Невыносимое счастье опера Волкова - стр. 18
– Иван. Лучше зовите меня Иван, бабусь. И не переживайте, специалисты до этого были заняты, но сейчас мы с вами разберемся и постараемся вам помочь. Итак, – деловито щелкнул ручкой наш наивный молодой, – скажите мне для начала, где вы последний раз видели своего Петра Митрофановича? При каких обстоятельствах?
– Так говорю же, два дня назад. На заборе сидел Петька мой.
В кабинете повисла тишина.
Не выдержав, я оторвал взгляд от бумаг. Мы с Германом переглянулись.
Я поджал губы, чтобы не растянуть издевательскую лыбу, и старательно, уже пятый раз, бросился вчитываться в одно и то же предложение в рапорте. Выходило скверно, уши слушали прелюбопытнейший диалог за соседним столом.
Идеальный рассказ для сборника ментовских перлов.
– На заборе? – переспросил молодой, очухавшись от шока. – То есть прямо на заборе?
– Ну! Да-да, на заборе. Сидел и таращился в сторону сада соседки Марфы Петровны, потаскун! А она еще непутёвая такая. Вредная, любопытная, завистливая! Петьку моего когда увидела, давай себе такого же искать!
– К-какого такого?
– Породистого.
Я прыснул со смеху.
Герыч уже почти под стол залез, сгибаясь в беззвучном смехе пополам.
А Рыба выпучил глаза в нашу сторону, мол, чего происходит, парни?
– Стоп, бабуль, это как-то относится к делу?

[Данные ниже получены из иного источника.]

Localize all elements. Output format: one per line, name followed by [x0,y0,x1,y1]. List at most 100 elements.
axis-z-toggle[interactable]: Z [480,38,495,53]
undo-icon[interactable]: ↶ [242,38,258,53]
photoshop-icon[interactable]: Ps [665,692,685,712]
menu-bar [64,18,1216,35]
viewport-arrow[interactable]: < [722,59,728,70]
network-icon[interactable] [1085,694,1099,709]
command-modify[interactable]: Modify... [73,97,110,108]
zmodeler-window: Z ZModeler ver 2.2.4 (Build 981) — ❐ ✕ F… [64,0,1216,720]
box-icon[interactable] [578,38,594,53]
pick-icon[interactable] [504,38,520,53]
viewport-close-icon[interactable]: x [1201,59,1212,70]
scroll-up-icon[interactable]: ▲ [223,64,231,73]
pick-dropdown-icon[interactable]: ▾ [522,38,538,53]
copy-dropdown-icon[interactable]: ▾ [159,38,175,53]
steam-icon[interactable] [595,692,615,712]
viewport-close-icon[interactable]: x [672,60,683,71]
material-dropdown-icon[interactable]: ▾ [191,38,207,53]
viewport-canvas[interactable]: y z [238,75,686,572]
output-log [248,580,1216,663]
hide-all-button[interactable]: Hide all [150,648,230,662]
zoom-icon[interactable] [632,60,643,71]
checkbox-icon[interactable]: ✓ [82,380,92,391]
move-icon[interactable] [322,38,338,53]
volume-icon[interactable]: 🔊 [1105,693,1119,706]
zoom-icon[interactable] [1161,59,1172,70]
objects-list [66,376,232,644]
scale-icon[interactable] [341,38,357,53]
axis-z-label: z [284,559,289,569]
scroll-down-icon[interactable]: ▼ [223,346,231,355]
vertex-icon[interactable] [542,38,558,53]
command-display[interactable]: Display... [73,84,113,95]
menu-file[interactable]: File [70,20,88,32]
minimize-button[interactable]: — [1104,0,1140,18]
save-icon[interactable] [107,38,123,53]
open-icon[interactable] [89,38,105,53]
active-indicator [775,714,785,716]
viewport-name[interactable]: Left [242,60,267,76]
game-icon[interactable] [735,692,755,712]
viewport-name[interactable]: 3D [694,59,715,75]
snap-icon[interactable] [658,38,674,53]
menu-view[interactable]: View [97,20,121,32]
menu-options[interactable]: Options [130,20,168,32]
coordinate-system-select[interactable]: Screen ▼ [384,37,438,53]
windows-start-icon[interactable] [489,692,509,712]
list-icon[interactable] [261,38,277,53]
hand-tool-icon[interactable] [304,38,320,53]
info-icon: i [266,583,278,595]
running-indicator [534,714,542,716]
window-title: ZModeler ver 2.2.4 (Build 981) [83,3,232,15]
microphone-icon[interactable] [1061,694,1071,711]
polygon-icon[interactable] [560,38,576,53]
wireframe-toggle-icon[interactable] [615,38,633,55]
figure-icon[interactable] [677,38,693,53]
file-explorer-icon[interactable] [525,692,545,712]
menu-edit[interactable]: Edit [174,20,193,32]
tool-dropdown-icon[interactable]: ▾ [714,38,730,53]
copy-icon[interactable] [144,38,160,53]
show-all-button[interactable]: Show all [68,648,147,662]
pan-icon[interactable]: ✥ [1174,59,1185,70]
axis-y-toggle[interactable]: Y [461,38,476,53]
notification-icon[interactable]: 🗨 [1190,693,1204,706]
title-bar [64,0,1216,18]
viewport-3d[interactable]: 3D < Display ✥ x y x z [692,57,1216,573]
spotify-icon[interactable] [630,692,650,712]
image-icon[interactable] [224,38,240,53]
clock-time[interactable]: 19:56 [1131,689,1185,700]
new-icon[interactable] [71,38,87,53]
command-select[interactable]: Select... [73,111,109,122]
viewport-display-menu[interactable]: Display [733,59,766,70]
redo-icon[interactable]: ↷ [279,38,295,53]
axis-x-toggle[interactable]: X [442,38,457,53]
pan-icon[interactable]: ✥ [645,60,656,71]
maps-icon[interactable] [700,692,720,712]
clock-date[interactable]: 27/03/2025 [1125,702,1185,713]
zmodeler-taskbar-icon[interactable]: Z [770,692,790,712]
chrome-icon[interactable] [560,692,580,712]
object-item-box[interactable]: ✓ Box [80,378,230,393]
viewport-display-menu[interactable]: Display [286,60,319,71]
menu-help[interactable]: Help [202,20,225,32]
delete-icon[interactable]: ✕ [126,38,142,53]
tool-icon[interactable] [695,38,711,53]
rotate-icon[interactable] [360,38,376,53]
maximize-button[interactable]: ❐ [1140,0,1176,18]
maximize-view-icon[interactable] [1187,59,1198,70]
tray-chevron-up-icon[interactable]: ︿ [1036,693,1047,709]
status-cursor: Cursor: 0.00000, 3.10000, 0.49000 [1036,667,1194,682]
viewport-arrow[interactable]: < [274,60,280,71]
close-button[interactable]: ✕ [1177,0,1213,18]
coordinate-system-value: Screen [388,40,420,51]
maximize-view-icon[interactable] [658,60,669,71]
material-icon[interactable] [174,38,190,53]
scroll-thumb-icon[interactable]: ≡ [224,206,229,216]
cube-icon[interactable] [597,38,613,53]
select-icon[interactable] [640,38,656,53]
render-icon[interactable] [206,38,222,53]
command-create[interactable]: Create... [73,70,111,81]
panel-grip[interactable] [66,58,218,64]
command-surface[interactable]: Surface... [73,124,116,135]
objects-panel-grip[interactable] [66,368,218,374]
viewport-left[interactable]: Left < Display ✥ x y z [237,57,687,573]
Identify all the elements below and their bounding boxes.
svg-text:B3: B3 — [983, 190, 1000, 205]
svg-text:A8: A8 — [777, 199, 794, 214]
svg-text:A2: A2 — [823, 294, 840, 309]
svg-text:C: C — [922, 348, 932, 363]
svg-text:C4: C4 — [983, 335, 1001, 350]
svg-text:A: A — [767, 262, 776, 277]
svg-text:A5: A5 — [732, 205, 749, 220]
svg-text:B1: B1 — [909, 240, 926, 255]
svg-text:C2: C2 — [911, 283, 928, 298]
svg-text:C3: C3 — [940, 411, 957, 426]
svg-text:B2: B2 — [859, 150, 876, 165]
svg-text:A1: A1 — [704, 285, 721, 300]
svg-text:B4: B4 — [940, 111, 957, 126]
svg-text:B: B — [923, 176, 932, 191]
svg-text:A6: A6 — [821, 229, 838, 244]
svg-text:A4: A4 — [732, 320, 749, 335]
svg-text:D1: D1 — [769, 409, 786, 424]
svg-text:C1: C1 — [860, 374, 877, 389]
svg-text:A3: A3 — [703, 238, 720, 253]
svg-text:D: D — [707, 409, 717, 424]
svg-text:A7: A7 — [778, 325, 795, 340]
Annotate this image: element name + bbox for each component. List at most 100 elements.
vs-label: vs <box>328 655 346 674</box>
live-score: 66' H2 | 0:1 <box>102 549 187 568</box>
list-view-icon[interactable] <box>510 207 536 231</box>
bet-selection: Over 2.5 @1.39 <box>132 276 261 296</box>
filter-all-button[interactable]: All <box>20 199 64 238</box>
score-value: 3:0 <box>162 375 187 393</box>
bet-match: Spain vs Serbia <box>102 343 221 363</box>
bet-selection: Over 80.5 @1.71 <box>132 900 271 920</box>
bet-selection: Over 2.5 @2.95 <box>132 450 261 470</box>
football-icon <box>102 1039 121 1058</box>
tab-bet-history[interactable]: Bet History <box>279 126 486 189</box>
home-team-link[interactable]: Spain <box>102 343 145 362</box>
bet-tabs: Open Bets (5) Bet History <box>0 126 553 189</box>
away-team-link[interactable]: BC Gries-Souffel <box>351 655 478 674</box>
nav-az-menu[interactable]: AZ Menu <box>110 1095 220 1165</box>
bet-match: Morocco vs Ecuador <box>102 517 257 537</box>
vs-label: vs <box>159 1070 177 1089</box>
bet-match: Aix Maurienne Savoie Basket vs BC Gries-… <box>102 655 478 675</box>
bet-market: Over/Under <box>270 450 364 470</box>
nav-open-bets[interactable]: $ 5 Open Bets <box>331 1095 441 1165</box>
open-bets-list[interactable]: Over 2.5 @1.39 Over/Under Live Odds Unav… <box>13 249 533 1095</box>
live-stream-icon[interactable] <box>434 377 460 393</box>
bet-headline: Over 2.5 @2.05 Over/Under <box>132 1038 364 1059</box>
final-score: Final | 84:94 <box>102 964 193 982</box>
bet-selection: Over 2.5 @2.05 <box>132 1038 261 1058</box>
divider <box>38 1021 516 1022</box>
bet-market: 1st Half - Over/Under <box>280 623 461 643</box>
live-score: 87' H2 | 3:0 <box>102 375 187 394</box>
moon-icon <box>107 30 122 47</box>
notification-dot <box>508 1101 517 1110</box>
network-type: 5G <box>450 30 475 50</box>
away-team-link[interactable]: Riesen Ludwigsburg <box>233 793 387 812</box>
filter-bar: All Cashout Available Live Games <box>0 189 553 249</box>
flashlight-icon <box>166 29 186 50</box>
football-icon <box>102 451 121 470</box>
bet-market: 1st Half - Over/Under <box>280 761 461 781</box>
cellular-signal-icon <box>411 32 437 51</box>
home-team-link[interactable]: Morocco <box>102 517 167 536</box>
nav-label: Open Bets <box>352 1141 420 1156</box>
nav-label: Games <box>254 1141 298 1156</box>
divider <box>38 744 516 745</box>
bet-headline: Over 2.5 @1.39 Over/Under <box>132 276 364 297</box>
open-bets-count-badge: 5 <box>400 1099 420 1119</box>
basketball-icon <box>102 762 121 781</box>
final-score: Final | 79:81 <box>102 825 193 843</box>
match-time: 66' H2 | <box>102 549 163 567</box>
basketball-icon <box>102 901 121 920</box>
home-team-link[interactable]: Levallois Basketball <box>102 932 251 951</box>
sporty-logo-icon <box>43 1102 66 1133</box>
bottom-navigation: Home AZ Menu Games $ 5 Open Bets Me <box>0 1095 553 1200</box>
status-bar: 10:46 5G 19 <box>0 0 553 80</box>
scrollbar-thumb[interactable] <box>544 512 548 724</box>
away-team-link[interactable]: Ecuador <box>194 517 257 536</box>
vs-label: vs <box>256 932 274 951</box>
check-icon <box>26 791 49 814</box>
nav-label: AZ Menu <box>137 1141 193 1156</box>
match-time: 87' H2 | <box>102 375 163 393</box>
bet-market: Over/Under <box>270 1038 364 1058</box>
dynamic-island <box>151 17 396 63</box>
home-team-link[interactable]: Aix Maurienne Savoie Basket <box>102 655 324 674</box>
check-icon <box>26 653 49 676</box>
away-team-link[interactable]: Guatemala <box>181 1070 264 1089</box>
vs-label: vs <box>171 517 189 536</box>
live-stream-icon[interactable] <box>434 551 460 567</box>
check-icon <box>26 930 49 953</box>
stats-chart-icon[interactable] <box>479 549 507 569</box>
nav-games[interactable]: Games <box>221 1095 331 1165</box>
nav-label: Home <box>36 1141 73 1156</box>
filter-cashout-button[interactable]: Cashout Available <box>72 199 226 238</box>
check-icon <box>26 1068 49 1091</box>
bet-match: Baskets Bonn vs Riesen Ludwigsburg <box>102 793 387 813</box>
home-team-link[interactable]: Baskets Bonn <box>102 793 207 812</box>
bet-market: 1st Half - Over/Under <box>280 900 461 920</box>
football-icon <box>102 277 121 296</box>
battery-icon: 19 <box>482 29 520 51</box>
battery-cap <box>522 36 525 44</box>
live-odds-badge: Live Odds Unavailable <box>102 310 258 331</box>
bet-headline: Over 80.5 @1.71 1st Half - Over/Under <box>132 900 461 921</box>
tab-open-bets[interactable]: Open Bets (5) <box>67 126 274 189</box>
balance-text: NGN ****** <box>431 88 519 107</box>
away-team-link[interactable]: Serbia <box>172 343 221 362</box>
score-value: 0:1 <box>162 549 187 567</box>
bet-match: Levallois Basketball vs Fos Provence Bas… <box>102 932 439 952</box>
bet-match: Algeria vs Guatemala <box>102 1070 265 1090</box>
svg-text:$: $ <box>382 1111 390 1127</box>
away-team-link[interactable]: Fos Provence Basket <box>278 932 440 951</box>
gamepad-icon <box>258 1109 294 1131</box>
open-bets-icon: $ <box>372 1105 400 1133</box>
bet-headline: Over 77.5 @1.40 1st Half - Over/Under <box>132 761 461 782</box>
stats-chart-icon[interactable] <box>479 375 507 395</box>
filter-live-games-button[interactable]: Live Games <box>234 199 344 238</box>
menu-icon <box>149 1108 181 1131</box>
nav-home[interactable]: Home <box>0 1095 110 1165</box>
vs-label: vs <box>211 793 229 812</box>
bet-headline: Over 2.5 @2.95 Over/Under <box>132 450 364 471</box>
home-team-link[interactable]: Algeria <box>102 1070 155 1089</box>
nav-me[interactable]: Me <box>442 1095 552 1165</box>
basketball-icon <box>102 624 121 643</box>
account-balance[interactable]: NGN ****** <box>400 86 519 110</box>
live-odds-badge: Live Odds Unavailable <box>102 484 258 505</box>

– Не знаю, вы полиция, вы мне и скажите! Мож, она его и украла? Своего не нашла, так моего решила забрать? Разобраться надо, Иван…
– Кого?
– Да как кого? Петра Митрофановича моего! Ваня, вы меня слушаете?
Ваня-то слушал, но Ваня точно ни черта не понимал! В глазах нолики, котелок дымит, а сердце зависть распирает от того, какая у “старика” Петра Митрофановича насыщенная жизнь.
– Эм… – зыркнул в мою сторону коллега.
Я, откашлявшись в кулак, пожал плечами, разводя руками, мол, не в моей юрисдикции, дружище. Молодой нахмурился:
– Ладно. Понял. Так и запишем. На заборе… А… внешне описать могем, бабуль, Петьку вашего?
– Еще бы не могем! Черный. Глазищи зеленые, морда наглая…
– Зеленоглазый брюнет, значит. Все?
– А! Еще усы! Усы у него шикарные. Дли-и-нные такие, дворовым на зависть.
– Кхм… усы. Записал. Ну, а рост, вес, может, там особые приметы какие у вашего Петра есть? Хромота, глухота, слепота…
– Иван, милок, а глупость считается за особые приметы? Он у меня безмозглый, во! – стучит по столу бабулька. – Как пробка! Я ему говорю одно, а он все равно делает, как ему угодно! Сказала, сидеть дома, так нет же, он пошел по бабам! Весна, чтоб ее…
Все. Финиш!
Мы с Германом дружно в голос начинаем ржать, закатываясь. А Рыбкин в полнейшем шоке таращится то на нас, то на “клиентку”. У парня явно только что сломалась парочка шаблонов. Не знает, бедолага, то ли продолжать держать лицо, то ли у виска покрутить.